Interspecific Hybridization as a Potential Method for Improvement of Agrostis Species

  1. F. C. Belanger *a,
  2. K. A. Plumleya,
  3. P. R. Dayb and
  4. W. A. Meyera
  1. a Dep. of Plant Biology and Pathology, Rutgers Univ., New Brunswick, NJ 08901-8520
    b Biotechnology Center for Agriculture and the Environment, Rutgers Univ., New Brunswick, NJ 08901-8520


Some Agrostis spp., such as A. stolonifera L. (creeping bentgrass), A. capillaris L. (colonial bentgrass), and A. canina L. (velvet bentgrass), are commercially important turfgrass species which are used extensively on golf courses. Development of improved cultivars of these species is the focus of many commercial and academic breeding programs. Interspecific hybridization between Agrostis spp. has not yet been utilized in cultivar development. Here we have investigated the frequency of interspecific hybridization between transgenic creeping bentgrass and four related Agrostis spp. using transmission of a herbicide resistance gene as a marker to identify the hybrids.

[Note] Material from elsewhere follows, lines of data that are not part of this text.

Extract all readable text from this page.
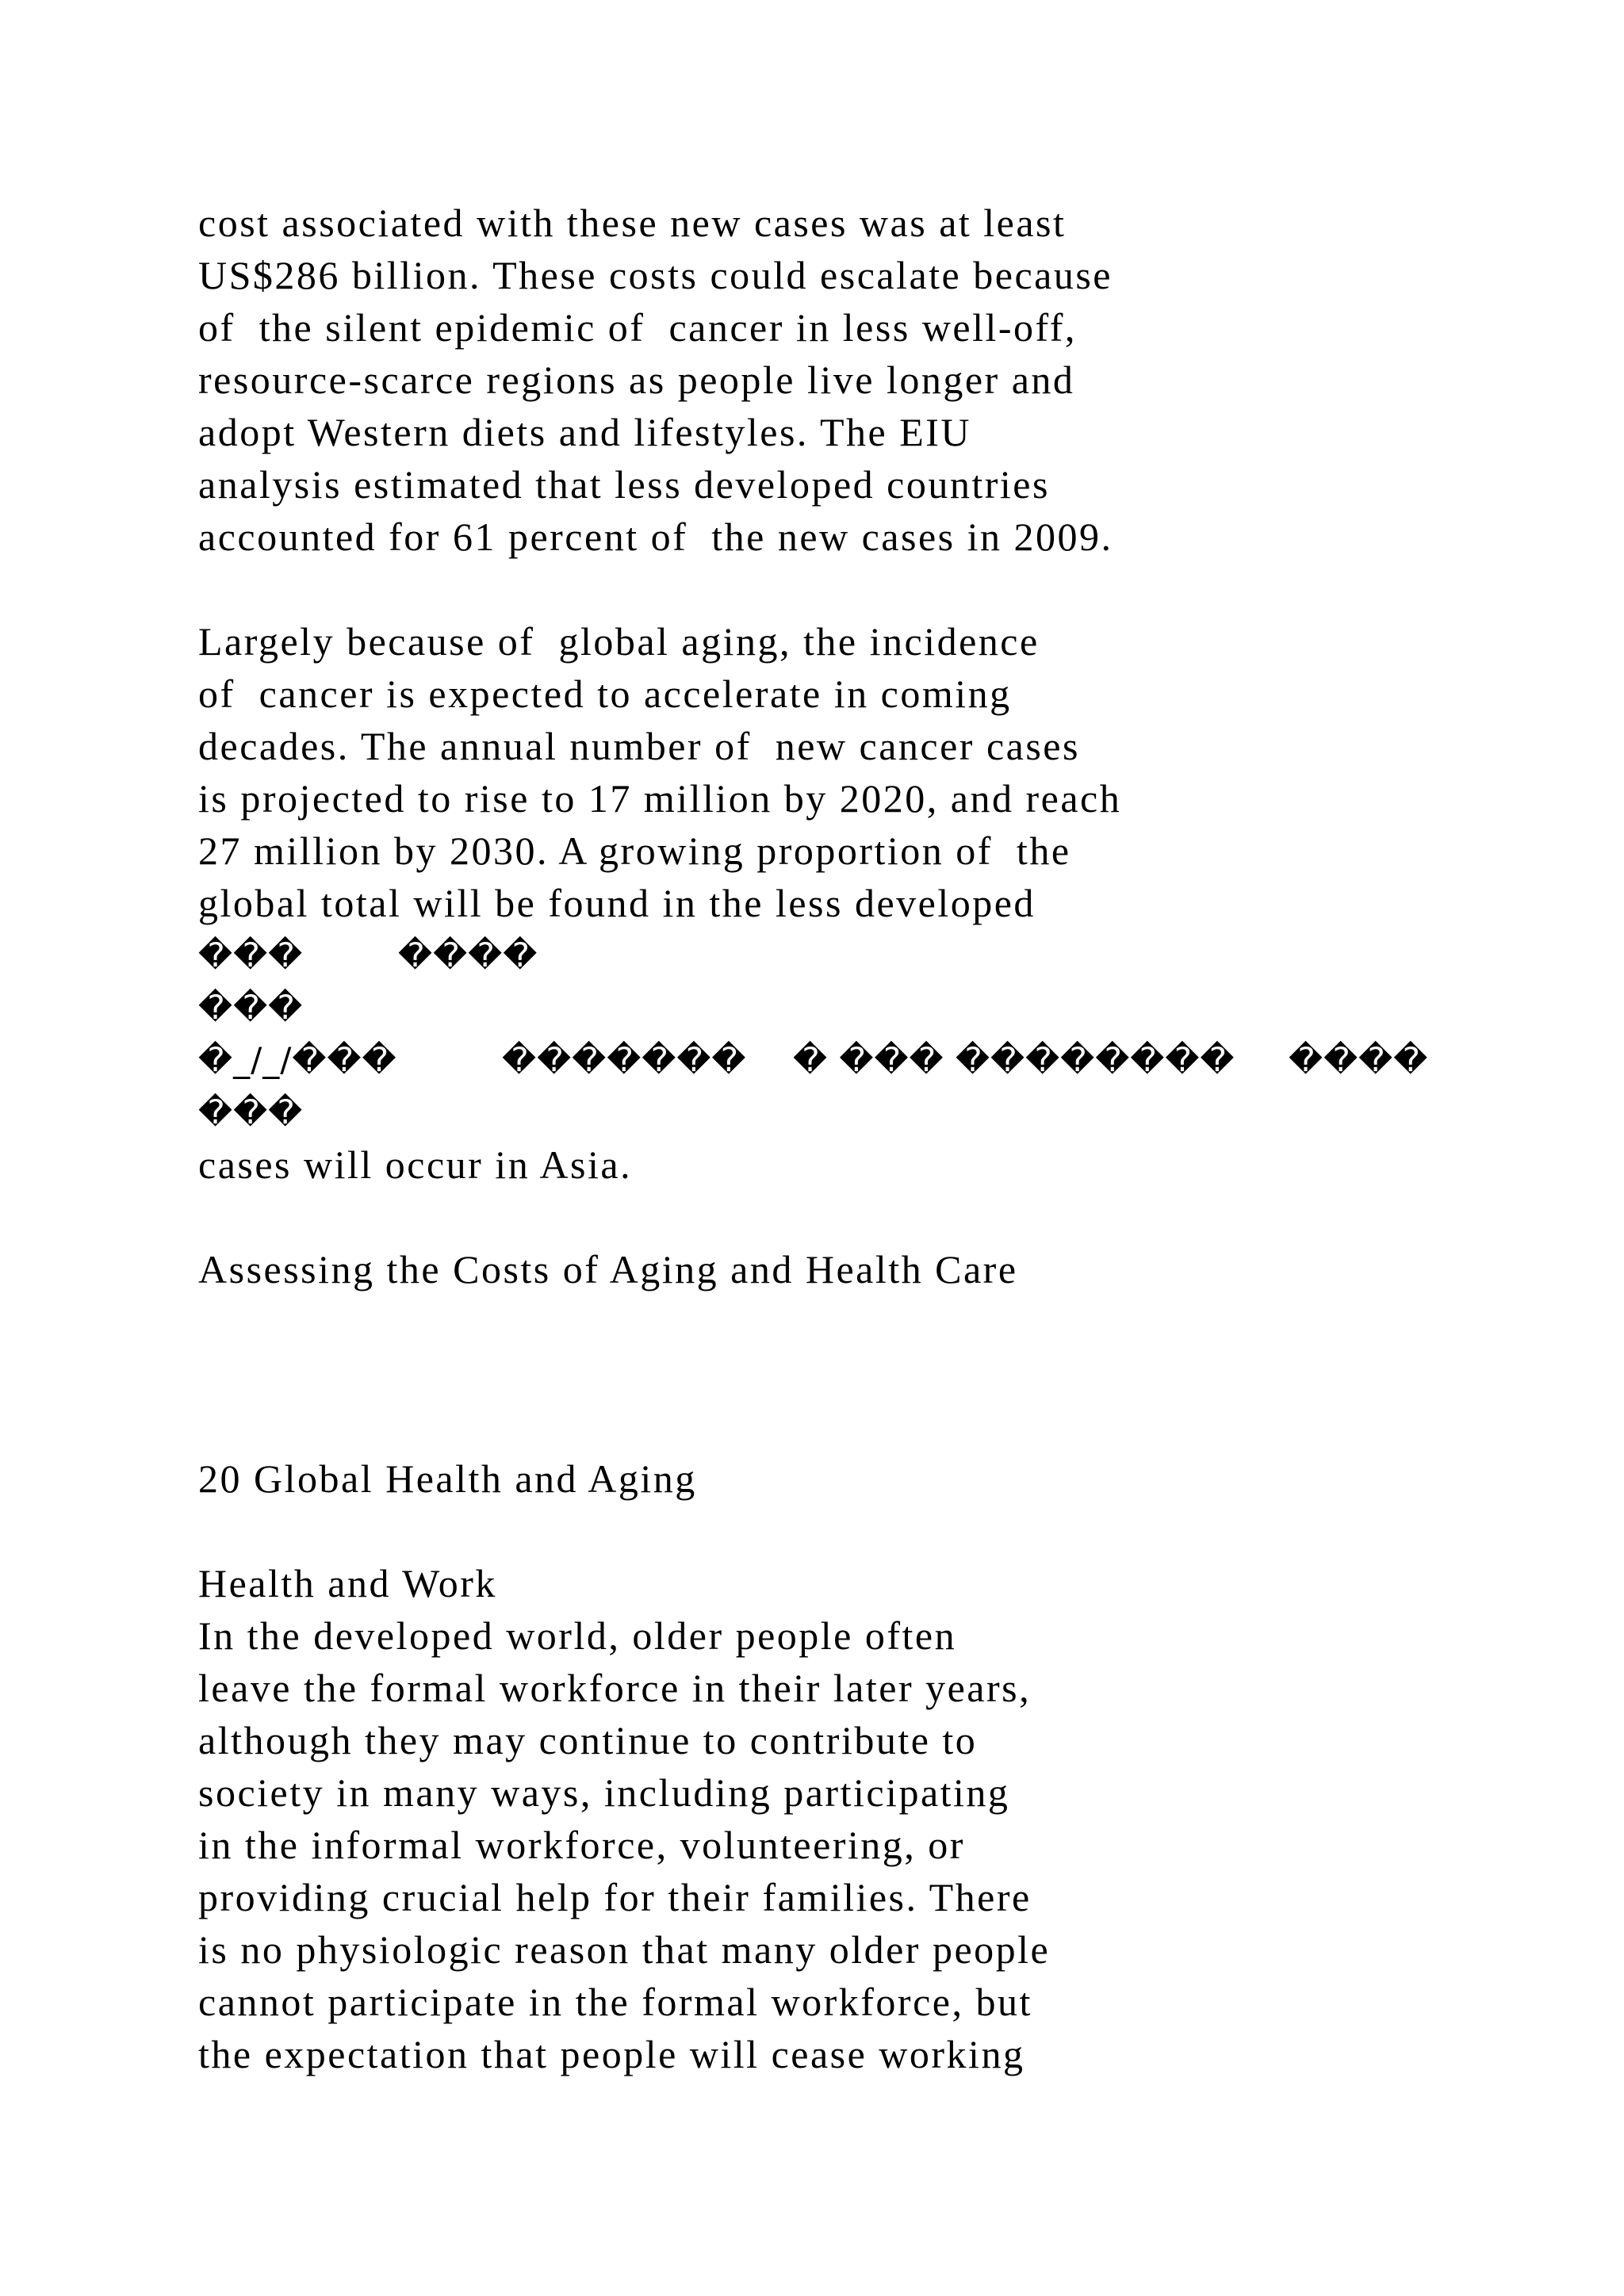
cost associated with these new cases was at least

US$286 billion. These costs could escalate because

of  the silent epidemic of  cancer in less well-off,

resource-scarce regions as people live longer and

adopt Western diets and lifestyles. The EIU

analysis estimated that less developed countries

accounted for 61 percent of  the new cases in 2009.

Largely because of  global aging, the incidence

of  cancer is expected to accelerate in coming

decades. The annual number of  new cancer cases

is projected to rise to 17 million by 2020, and reach

27 million by 2030. A growing proportion of  the

global total will be found in the less developed

���	����

���

�_/_/���	������� � ��� �������� ����

���

cases will occur in Asia.

Assessing the Costs of Aging and Health Care

20 Global Health and Aging

Health and Work

In the developed world, older people often

leave the formal workforce in their later years,

although they may continue to contribute to

society in many ways, including participating

in the informal workforce, volunteering, or

providing crucial help for their families. There

is no physiologic reason that many older people

cannot participate in the formal workforce, but

the expectation that people will cease working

Interspecific hybrids were recovered with all four Agrostis spp. used, although the frequency was lower than the frequency of selfing. The hybrids were found to be fertile. Our results suggest that interspecific hybridization may be a useful approach in future Agrostis breeding, but will benefit from a screening method to distinguish the hybrids from the selfs.